Hal senada juga disampaikan Anang, warga Desa Kedalingan. Menurutnya, Kondisi jalan dari Mojomulyo sampai Kedalingan terlihat rusak parah, banyak lubang disepanjang jalan.
Bahkan, terlihat untuk kedalaman lubang itu bisa mencapai 10 cm, tapi tidak ada upaya untuk segera diperbaiki.
“Pemerintah terkesan pilih kasih dalam upaya melakukan perbaikan jalan di Pati Selatan, karena dikerjakan tidak keseluruhan,”sindirnya.

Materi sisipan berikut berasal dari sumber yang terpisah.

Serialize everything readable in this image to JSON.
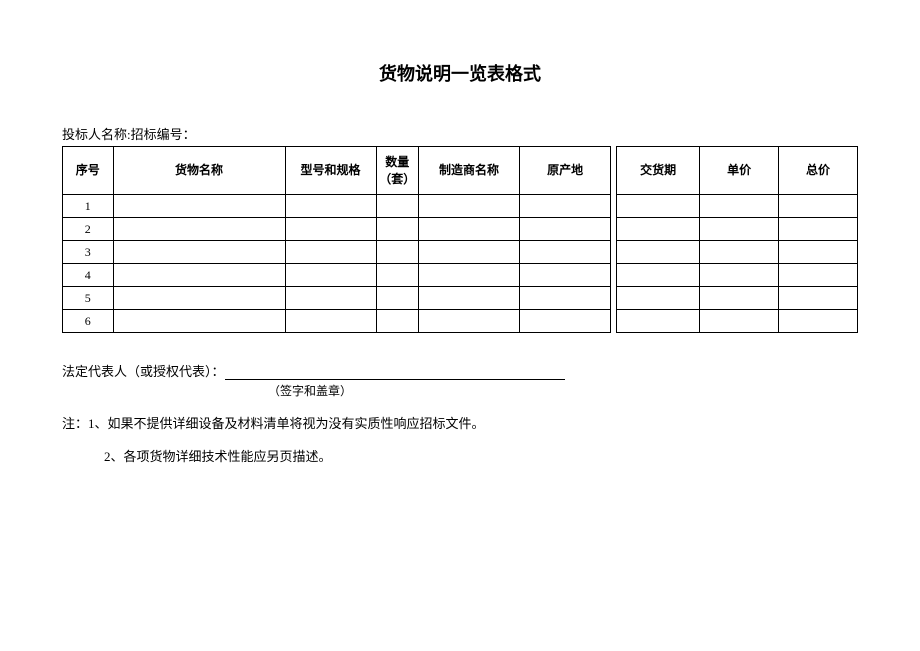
{
  "title": "货物说明一览表格式",
  "bidder_label": "投标人名称:招标编号：",
  "table": {
    "headers": {
      "seq": "序号",
      "name": "货物名称",
      "spec": "型号和规格",
      "qty_line1": "数量",
      "qty_line2": "（套）",
      "mfr": "制造商名称",
      "origin": "原产地",
      "delivery": "交货期",
      "unit_price": "单价",
      "total_price": "总价"
    },
    "rows": [
      {
        "seq": "1",
        "name": "",
        "spec": "",
        "qty": "",
        "mfr": "",
        "origin": "",
        "delivery": "",
        "unit": "",
        "total": ""
      },
      {
        "seq": "2",
        "name": "",
        "spec": "",
        "qty": "",
        "mfr": "",
        "origin": "",
        "delivery": "",
        "unit": "",
        "total": ""
      },
      {
        "seq": "3",
        "name": "",
        "spec": "",
        "qty": "",
        "mfr": "",
        "origin": "",
        "delivery": "",
        "unit": "",
        "total": ""
      },
      {
        "seq": "4",
        "name": "",
        "spec": "",
        "qty": "",
        "mfr": "",
        "origin": "",
        "delivery": "",
        "unit": "",
        "total": ""
      },
      {
        "seq": "5",
        "name": "",
        "spec": "",
        "qty": "",
        "mfr": "",
        "origin": "",
        "delivery": "",
        "unit": "",
        "total": ""
      },
      {
        "seq": "6",
        "name": "",
        "spec": "",
        "qty": "",
        "mfr": "",
        "origin": "",
        "delivery": "",
        "unit": "",
        "total": ""
      }
    ]
  },
  "footer": {
    "rep_label": "法定代表人（或授权代表）：",
    "sign_note": "（签字和盖章）",
    "note1": "注：1、如果不提供详细设备及材料清单将视为没有实质性响应招标文件。",
    "note2": "2、各项货物详细技术性能应另页描述。"
  }
}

Terpisah, Plt Kepala Dinas Pekerjaan Umum dan Tata Ruang (DPUTR) Kabupaten Pati Riyoso sebelumnya mengatakan, Untuk perbaikan jalan dari Desa Mojomulyo-Kedalingan baru akan diusulkan tahun 2024.
“Perbaikan jalan itu nanti diusulkan di tahun 2024, untuk tahun 2023 ini tidak ada anggarannya,”ucap Riyoso.
Ia mengaku tidak bisa melakukan upaya untuk menambal lubang-lubang yang ada di sepanjang jalan, meski kondisi lubang itu kisaran 5-10 cm, dan sudah meresahkan pengendara yang melintas.
“Untuk upaya penambalan Mboten saget mas (tidak bisa, jawa), Barusan tak komunikasikan,”singkatnya.